L'uomo in borghese taceva, pallido e stanco. Alla fine chinò il capo, e quando prese a parlare la voce era ferma, anche se un po' sbiadita. - Senti, Sovrintendente, hai una bella poltrona comoda e un ufficio grande come una sala d'aspetto. Sono sicuro che quella scatola di sigari vale quanto uno dei nostri stipendi. Hai una trasfomobile potente, un multisensore di lusso, a basso disturbo, e forse quando ti siedi al Consiglio Centrale pensi di essere molto importante. Ma io me lo ricordo di quando pattugliavi i mercati, lungo il Dabh, e anche là se lo ricordano, povera gente. Quanti ne hai massacrati, perché non potevano pagarti la protezione? Adesso hai un sacco di patacche luccicanti sulla divisa, ma sei rimasto quello di allora, un aguzzino. Che cosa vuoi da me? Continua la tua luminosa carriera e lasciami in pace.

- Io sono stato promosso Pregiato Sovrintendente in meno di due anni, il più giovane del Consiglio. E tu? Uno zero. Pensi di potermi giudicare? Io dico che i fatti parlano da sé. Comunque voglio solo due cose da te, tavner, poi potrai tornare nella tua fogna. Voglio sapere come hai fatto a seminare le olocamere. E voglio che mi riporti quel detenuto.

- E se rifiutassi?.

- Potremmo risolverci a curare la tua esagerata memoria.

Cambiò diversi ponti di trasferimento, confondendosi nella folla. La minaccia del Sovrintendente non era giunta inattesa. Se mai, era quasi certo che, comunque fosse finita, lo avrebbero preso e sottoposto a cancellazione. Ridotto a una larva docile e a malapena cosciente, sarebbe stato lasciato in un vanotrofio, e forse, visto che il suo corpo, a parte la mutilazione delle due dita, era in buono stato e ancora vigoroso, avrebbe subito un innesto subencefalico per renderlo abile ai lavori pesanti. Morire nelle miniere, o sui nastri eclittici, morire essendo già morti, carne automatica che si muove inconsapevolmente, come un ingranaggio, e che alla fine si disfa senza un gemito, e allora si butta il rottame, salvando dalle macerie solo l'innesto digitale, che andrà reimpiantato in un altro relitto. Mentre scendeva dall'ultimo ponte del tragitto, l'uomo sentì un brivido; e non era solo l'aria gelida della notte di periferia.

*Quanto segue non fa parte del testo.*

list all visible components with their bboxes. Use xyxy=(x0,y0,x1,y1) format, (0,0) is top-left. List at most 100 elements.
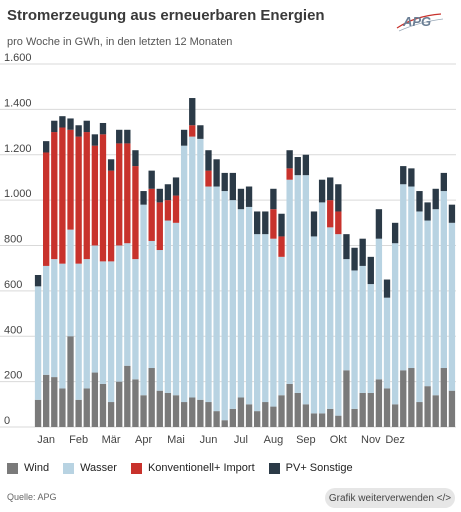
bar-segment-import xyxy=(189,125,196,137)
bar-segment-pv xyxy=(359,238,366,266)
source-note: Quelle: APG xyxy=(7,492,57,502)
bar-segment-wind xyxy=(107,402,115,427)
bar-segment-import xyxy=(205,170,212,187)
bar-segment-wasser xyxy=(343,259,350,371)
bar-segment-wind xyxy=(51,377,58,427)
bar-segment-pv xyxy=(99,122,107,135)
bar-segment-pv xyxy=(245,186,253,207)
x-tick-label: Mär xyxy=(102,434,121,446)
bar-segment-wasser xyxy=(262,234,269,403)
bar-segment-wasser xyxy=(335,234,342,416)
bar-segment-pv xyxy=(424,202,431,221)
bar-segment-wind xyxy=(237,397,245,427)
legend-item-wind[interactable]: Wind xyxy=(7,462,49,474)
x-tick-label: Jul xyxy=(234,434,248,446)
bar-segment-wind xyxy=(335,415,342,427)
bar-segment-pv xyxy=(124,129,131,144)
bar-segment-wasser xyxy=(327,227,334,409)
bar-segment-import xyxy=(67,129,74,230)
bar-segment-wasser xyxy=(189,136,196,398)
chart-title: Stromerzeugung aus erneuerbaren Energien xyxy=(7,7,325,24)
bar-segment-wasser xyxy=(367,284,374,393)
bar-segment-pv xyxy=(351,247,358,271)
bar-segment-wasser xyxy=(213,186,220,412)
x-tick-label: Aug xyxy=(264,434,284,446)
bar-segment-import xyxy=(164,200,172,221)
bar-segment-import xyxy=(83,132,90,260)
legend-item-pv[interactable]: PV+ Sonstige xyxy=(268,462,353,474)
y-tick-label: 1.000 xyxy=(4,188,32,200)
bar-segment-wasser xyxy=(391,243,399,405)
bar-segment-wasser xyxy=(440,191,447,369)
bar-segment-import xyxy=(286,168,293,180)
bar-segment-wasser xyxy=(237,209,245,398)
bar-segment-wasser xyxy=(43,265,50,375)
bar-segment-pv xyxy=(318,179,326,203)
bar-segment-import xyxy=(156,202,163,251)
bar-segment-wind xyxy=(327,408,334,427)
bar-segment-wind xyxy=(34,399,42,427)
bar-segment-pv xyxy=(286,150,293,169)
y-tick-label: 800 xyxy=(4,234,22,246)
bar-segment-wind xyxy=(262,402,269,427)
bar-segment-wasser xyxy=(383,297,391,389)
bar-segment-pv xyxy=(107,159,115,171)
bar-segment-import xyxy=(75,136,82,264)
bar-segment-pv xyxy=(91,134,99,146)
bar-segment-wind xyxy=(302,404,310,427)
bar-segment-pv xyxy=(400,166,407,185)
bar-segment-wind xyxy=(351,408,358,427)
bar-segment-wasser xyxy=(375,238,383,380)
x-tick-label: Nov xyxy=(361,434,381,446)
y-tick-label: 0 xyxy=(4,415,10,427)
x-tick-label: Jan xyxy=(37,434,55,446)
bar-segment-wasser xyxy=(107,261,115,403)
reuse-graphic-button[interactable]: Grafik weiterverwenden </> xyxy=(325,488,455,508)
bar-segment-wasser xyxy=(67,229,74,337)
bar-segment-import xyxy=(335,211,342,235)
bar-segment-wasser xyxy=(270,238,277,407)
bar-segment-pv xyxy=(164,184,172,201)
bar-segment-wasser xyxy=(91,245,99,373)
bar-segment-import xyxy=(116,143,123,246)
bar-segment-pv xyxy=(51,120,58,133)
bar-segment-wasser xyxy=(148,240,155,369)
bar-segment-pv xyxy=(116,129,123,144)
bar-segment-pv xyxy=(189,98,196,126)
apg-logo: APG xyxy=(395,10,445,34)
legend-label-pv: PV+ Sonstige xyxy=(285,462,353,474)
bar-segment-wind xyxy=(400,370,407,427)
bar-segment-wasser xyxy=(245,206,253,405)
legend-item-import[interactable]: Konventionell+ Import xyxy=(130,462,255,474)
bar-segment-pv xyxy=(213,159,220,187)
bar-segment-wind xyxy=(124,365,131,427)
bar-segment-wasser xyxy=(156,250,163,391)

Ripensò al locale dove lui e Ti Otto erano entrati per caso, quel giorno. Per caso? Non proprio, li aveva attirati l'insegna. Si erano seduti e solo allora si erano accorti che il posto era singolare. Non c'erano prese flebo. Niente simulcabine, nemmeno di quelle consentite ai minori. Si guardarono con aria interrogativa; tardavano a prendere le ordinazioni, così Ti Otto fece due passi per la sala, osservando un vaso sbreccato sulla mensola della parete di fondo. - Sembra antico, sai?

Nell'angolo c'era una porta. - Sarà il ripostiglio? - Stava per tornare a sedersi, ma improvvisamente, vinto dalla curiosità o dal sospetto, tornò indietro. Socchiuse la porta, e il compagno intravide degli scaffali, un secchio, vecchie scope di saggina. Si voltò speranzoso verso il banco: nessuno. A un tavolo distante due uomini, probabilmente ubriachi. Un vecchio stava seduto con le spalle all'ingresso, gli abiti strappati e ricuciti in più punti, troppo strappati e troppo mal rappezzati per essere quello che sembra, pensò. Ma la voce di Ti Otto lo richiamò: - Guarda! Guarda, ti dico! - Vide che aveva spalancato la porta, e dalla soglia contemplava l'interno del bugigattolo. E' impazzito, si disse. Che c'è da guardare? Ma il presunto vagabondo intervenne: - Togliti da quella porta - e si alzò alla volta di Ti Otto, che non si era neppure voltato, tanto era preso da ciò che vedeva. Allora, mentre il vagabondo gridava: - Via di lì, via! - e gli era quasi addosso, anch'egli balzò dalla sedia e senza sapere a che scopo in due passi fu alla porta. Allora accadde. Senza rumore. Aveva detto bene il Sovrintendente: fu come se una ghigliottina invisibile e silenziosa fosse calata sulla soglia. Il vecchio avrebbe voluto afferrare Ti Otto e trascinarlo indietro, ma arrivò tardi; quanto a lui, non riuscì che a posargli una mano sulla spalla, e due falangi scomparvero insieme a metà del compagno. E ricordò che mentre si guardava la mano, meravigliandosi di non provare dolore, quel che restava di Ti Otto crollò in terra con un tonfo irreale. Allora svenne.